Nothing in the world could top the high she got from making love with him. Sam buried her fingers in his hair and held on tight to her love. She was thankful for him every day, but never more so than at times like this when he seemed to know what she needed before she did. And as he moved slowly and carefully so as not to jar her tortured head, she was able to let it all go and be carried away by him.

They came together, gasping and clinging to each other, and when she floated down from the high, she realized her head didn’t hurt as badly as it had before, which made her laugh.

He scowled playfully at her. “Are you mocking my technique?”

“Hardly. I’m celebrating your hangover elixir.”

“Did it work?”

She tipped her head to the left and then the right, waiting for the pain that didn’t come. “I think it did.”

“Then my work here is nearly finished.” He withdrew from her and got busy washing her while she leaned back against the wall and let him tend to her, knowing he needed that as much as she did. Watching the play of his muscles, the fall of his hair over his forehead, the morning scruff on his jaw, she was tempted to take one more day off to spend with him.

But then she thought of that goddamned wooden box that contained the ruined body of her father, and her resolve returned with a fiery thirst for vengeance. She straightened out of the slouch she’d fallen into under his tender ministrations and kissed his cheek. “Thank you.”

“I wish there was more I could do.”

“People say it will take time.”

“We’ll get through it, no matter how long it takes.”

Knowing he would be by her side through it all made the unbearable slightly more bearable.

“Let’s go get our littles up and spend some time with them before I have to go.”



* * *



NINETY MINUTES LATER, she walked into HQ for the first time in ten days, entering through the morgue entrance to avoid the media scrum planted outside the main doors. Lilia had reported receiving hundreds of requests for interviews from reporters wanting to know how she was handling her father’s death. How did they think she was handling it? She’d asked Lilia to release a statement that said Second Lady Samantha Holland Cappuano and her family deeply appreciated the outpouring of condolences and sympathy since the death of her father and that she would have no further public statement about her loss.

You’d think that politely worded request would take them off the scent of a story, but alas, the bloodhounds were still salivating.
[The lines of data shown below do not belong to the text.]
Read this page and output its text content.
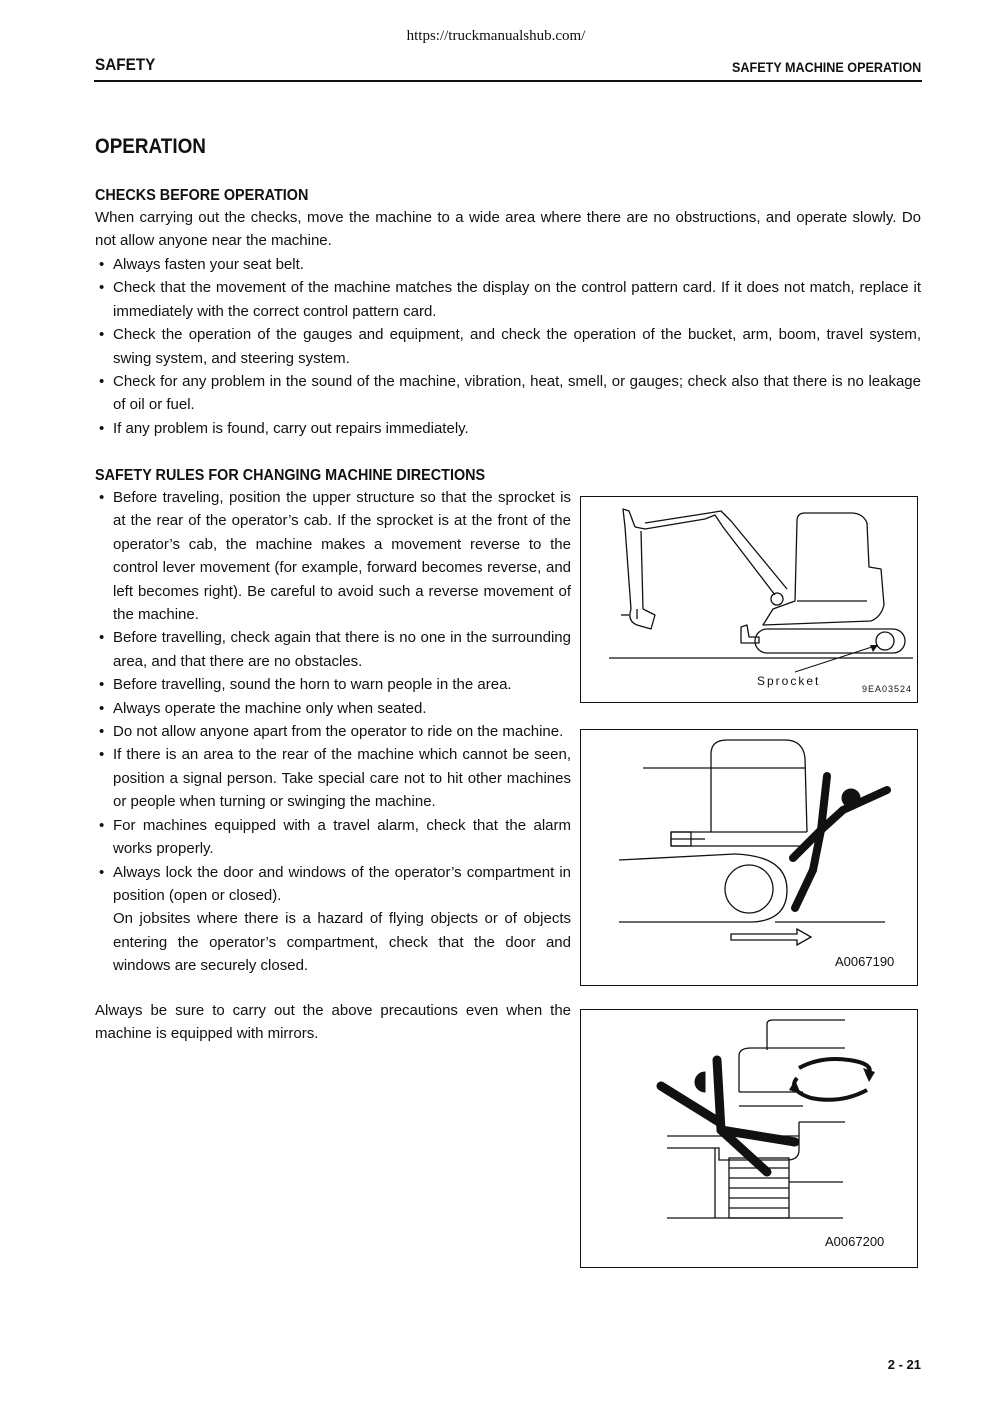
https://truckmanualshub.com/
SAFETY	SAFETY MACHINE OPERATION
OPERATION
CHECKS BEFORE OPERATION
When carrying out the checks, move the machine to a wide area where there are no obstructions, and operate slowly. Do not allow anyone near the machine.
• Always fasten your seat belt.
• Check that the movement of the machine matches the display on the control pattern card. If it does not match, replace it immediately with the correct control pattern card.
• Check the operation of the gauges and equipment, and check the operation of the bucket, arm, boom, travel system, swing system, and steering system.
• Check for any problem in the sound of the machine, vibration, heat, smell, or gauges; check also that there is no leakage of oil or fuel.
• If any problem is found, carry out repairs immediately.
SAFETY RULES FOR CHANGING MACHINE DIRECTIONS
• Before traveling, position the upper structure so that the sprocket is at the rear of the operator’s cab. If the sprocket is at the front of the operator’s cab, the machine makes a movement reverse to the control lever movement (for example, forward becomes reverse, and left becomes right). Be careful to avoid such a reverse movement of the machine.
• Before travelling, check again that there is no one in the surrounding area, and that there are no obstacles.
• Before travelling, sound the horn to warn people in the area.
• Always operate the machine only when seated.
• Do not allow anyone apart from the operator to ride on the machine.
• If there is an area to the rear of the machine which cannot be seen, position a signal person. Take special care not to hit other machines or people when turning or swinging the machine.
• For machines equipped with a travel alarm, check that the alarm works properly.
• Always lock the door and windows of the operator’s compartment in position (open or closed).
On jobsites where there is a hazard of flying objects or of objects entering the operator’s compartment, check that the door and windows are securely closed.
Always be sure to carry out the above precautions even when the machine is equipped with mirrors.
Sprocket
9EA03524
A0067190
A0067200
2 - 21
Between Nick’s shower elixir, six hundred milligrams of Motrin and two cups of coffee, she was feeling slightly more coherent than she had upon awaking. However, she still felt “off,” the same way she had after her father’s shooting, when she’d waded through every minute of the unfolding nightmare with an unrelenting ache in her heart. In some ways, that had been worse than this. As sad as she was to know she’d never see him again, the weeks after he’d been shot, when they’d been forced to confront the new reality of his devastating injury, had been among the darkest days of her life.

Sam went into her office, flipped on the lights and sat behind her desk, searching for the mojo she usually brought to the job and hoping it would find her as the day progressed. Firing up her desktop computer, she began the arduous task of sifting through ten days’ worth of emails. She’d been so busy last week with Alden and Aubrey that she’d barely looked at it and couldn’t find the wherewithal to bother now with emails about mandatory training or time-sheet updates or anything other than what she was there to do.